By Todd Franko
The Man on the Monument towers over downtown Youngstown’s Central Square paying honor to the men of the Mahoning Valley who died in the “war of the rebellion” — the Civil War.
Under his northern gaze stands a different monument.
That monument is testament to the labor and patience a community exerts in its relationship with deep- pocket developers who hold the promise of better days — but only on their calendar and budget.
“The Scaffolding” is that other monument.
It has graced the National City Bank Building in the downtown’s north end for about 18 months.
And whereas “Man” protected the Northern states from Southern hostilities, “Scaffolding” protected Youngstown pedestrians from the potential of falling granite.
Happily, “Scaffolding” will soon disappear thanks in part to wars not on fields but on Wall Street — a corporate bank takeover.
Thank you, PNC Bank. You know not what you did to rid us of this monument.
Truth be told: Were it not for PNC’s purchase of National City Bank, we could have been staring at the scaffolding until another civil war.
The scaffolding’s presence is an exhausting tale of a community tainted due to two bickering companies. It also showcases the tightrope, as one city official put it, that a city walks with its most promising building owners.
When the swirling winds of the remnants of Hurricane Katrina swung north in 2005, the gusts tugged at the granite panels on the National City Bank Building — sending two of them to the ground. Three years later, the city became aware of the incident after representatives for the building’s owners, Park South Development of New York City, contacted the city about erecting safety scaffolding.
The three-year gap between the panels’ falling and the scaffolding’s rising is some cause for concern.
But local Park South official Anita Atheneos said at no time was there a known threat to the pedestrian area. The panels fell off the west face of the building and fell onto the roof of a lower part of the building. That area was immediately secured, and negotiations with insurers began in terms of paying for the damage.
As part of that insurance process, engineers discovered in 2007 that “wind fatigue” throughout the structure made it impossible to tell what panels could fall next. It was that opinion that led to “The Scaffolding” creation in spring 2008. And that insurance process is where the center of our downtown remains handcuffed today.
Park was given 180 days to fix the building in May 2008. It was granted another 180 days this past June. That period was ending in November and appeared headed for another extension before PNC’s entry.
In cases of extensions, reasonable progress must be shown to the city in order to extend the remedy period.
The holdup was because Park South and its insurance company, The Cincinnati Insurance Co., are embroiled in a lawsuit over payment for the facade damages. A mediation session for last spring was scheduled, then canceled by Cincinnati. It was set for trial this fall.

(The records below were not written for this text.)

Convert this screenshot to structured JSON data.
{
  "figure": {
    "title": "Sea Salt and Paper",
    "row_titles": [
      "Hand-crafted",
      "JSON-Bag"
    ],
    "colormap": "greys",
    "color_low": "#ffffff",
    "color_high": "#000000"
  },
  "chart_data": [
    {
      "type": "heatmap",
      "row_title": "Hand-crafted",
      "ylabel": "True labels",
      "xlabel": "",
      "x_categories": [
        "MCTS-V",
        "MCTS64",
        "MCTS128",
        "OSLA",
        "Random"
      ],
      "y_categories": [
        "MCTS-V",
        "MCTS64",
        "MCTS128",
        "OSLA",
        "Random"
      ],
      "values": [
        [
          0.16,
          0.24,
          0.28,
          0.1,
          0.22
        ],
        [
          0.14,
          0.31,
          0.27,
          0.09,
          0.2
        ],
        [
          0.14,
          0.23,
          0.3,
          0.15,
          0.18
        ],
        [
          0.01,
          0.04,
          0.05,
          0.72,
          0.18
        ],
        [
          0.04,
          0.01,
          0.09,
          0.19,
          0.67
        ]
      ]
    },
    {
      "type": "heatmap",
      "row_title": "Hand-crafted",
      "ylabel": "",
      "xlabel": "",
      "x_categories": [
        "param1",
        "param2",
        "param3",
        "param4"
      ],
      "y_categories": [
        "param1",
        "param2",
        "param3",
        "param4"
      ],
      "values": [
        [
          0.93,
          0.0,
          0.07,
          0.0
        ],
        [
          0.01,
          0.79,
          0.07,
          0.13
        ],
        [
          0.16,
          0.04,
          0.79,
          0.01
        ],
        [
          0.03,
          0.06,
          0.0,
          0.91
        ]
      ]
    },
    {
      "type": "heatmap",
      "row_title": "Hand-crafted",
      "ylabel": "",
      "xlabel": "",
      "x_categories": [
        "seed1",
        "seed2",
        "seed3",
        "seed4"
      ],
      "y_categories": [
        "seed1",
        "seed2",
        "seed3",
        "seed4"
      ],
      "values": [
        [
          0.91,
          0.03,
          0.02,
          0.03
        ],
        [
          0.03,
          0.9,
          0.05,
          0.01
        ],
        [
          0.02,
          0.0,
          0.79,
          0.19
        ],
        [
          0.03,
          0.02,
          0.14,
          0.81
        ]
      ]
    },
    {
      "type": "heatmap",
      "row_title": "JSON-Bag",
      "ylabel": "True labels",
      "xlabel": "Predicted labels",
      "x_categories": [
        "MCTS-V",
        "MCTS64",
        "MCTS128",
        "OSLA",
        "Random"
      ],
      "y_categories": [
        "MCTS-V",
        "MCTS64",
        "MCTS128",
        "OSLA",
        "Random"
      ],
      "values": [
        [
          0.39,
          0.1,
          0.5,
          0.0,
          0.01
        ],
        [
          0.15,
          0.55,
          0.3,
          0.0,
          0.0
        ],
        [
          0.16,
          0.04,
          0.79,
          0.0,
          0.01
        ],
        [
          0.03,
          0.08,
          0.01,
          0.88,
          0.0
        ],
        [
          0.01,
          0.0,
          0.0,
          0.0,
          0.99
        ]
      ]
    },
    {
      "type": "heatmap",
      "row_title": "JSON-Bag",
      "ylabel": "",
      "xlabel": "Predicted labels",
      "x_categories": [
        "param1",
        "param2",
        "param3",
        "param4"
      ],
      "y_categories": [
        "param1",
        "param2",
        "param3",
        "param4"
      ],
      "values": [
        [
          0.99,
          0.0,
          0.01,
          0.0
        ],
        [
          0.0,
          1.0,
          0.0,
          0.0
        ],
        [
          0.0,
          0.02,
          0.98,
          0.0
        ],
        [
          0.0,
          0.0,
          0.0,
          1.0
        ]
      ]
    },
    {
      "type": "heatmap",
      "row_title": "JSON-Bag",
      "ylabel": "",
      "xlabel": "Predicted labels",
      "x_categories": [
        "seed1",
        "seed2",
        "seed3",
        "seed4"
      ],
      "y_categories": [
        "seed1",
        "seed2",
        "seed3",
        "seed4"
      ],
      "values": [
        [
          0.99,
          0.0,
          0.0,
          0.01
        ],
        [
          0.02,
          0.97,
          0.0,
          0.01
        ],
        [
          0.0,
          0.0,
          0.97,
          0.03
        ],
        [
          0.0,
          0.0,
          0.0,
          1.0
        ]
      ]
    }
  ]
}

There was no reasonable progress, and Park South’s attorney was rather pointed about the stalemate.
“The length of time the scaffolding has been erected,” wrote attorney Dimitrios Pousoulides, “is simply a byproduct of the insurance company refusing to make payments ... and the time it takes our court system to address these matters.”
Pousoulides said Friday a trial date is now set for Dec. 1.
Having been given the slip by an insurance company or two, I have some understanding for what Park is enduring.
But in this era of cost recoveries and such, surely what is being done now could have been done right from the start: Fix the facade. Lump the cost into the lawsuit. One of the two parties was going to end up with the cost anyway. Let the court decide.
In a battle of big pockets, it’s no stunner that it was another big pocket — PNC — that finally brought an end to “The Scaffolding.”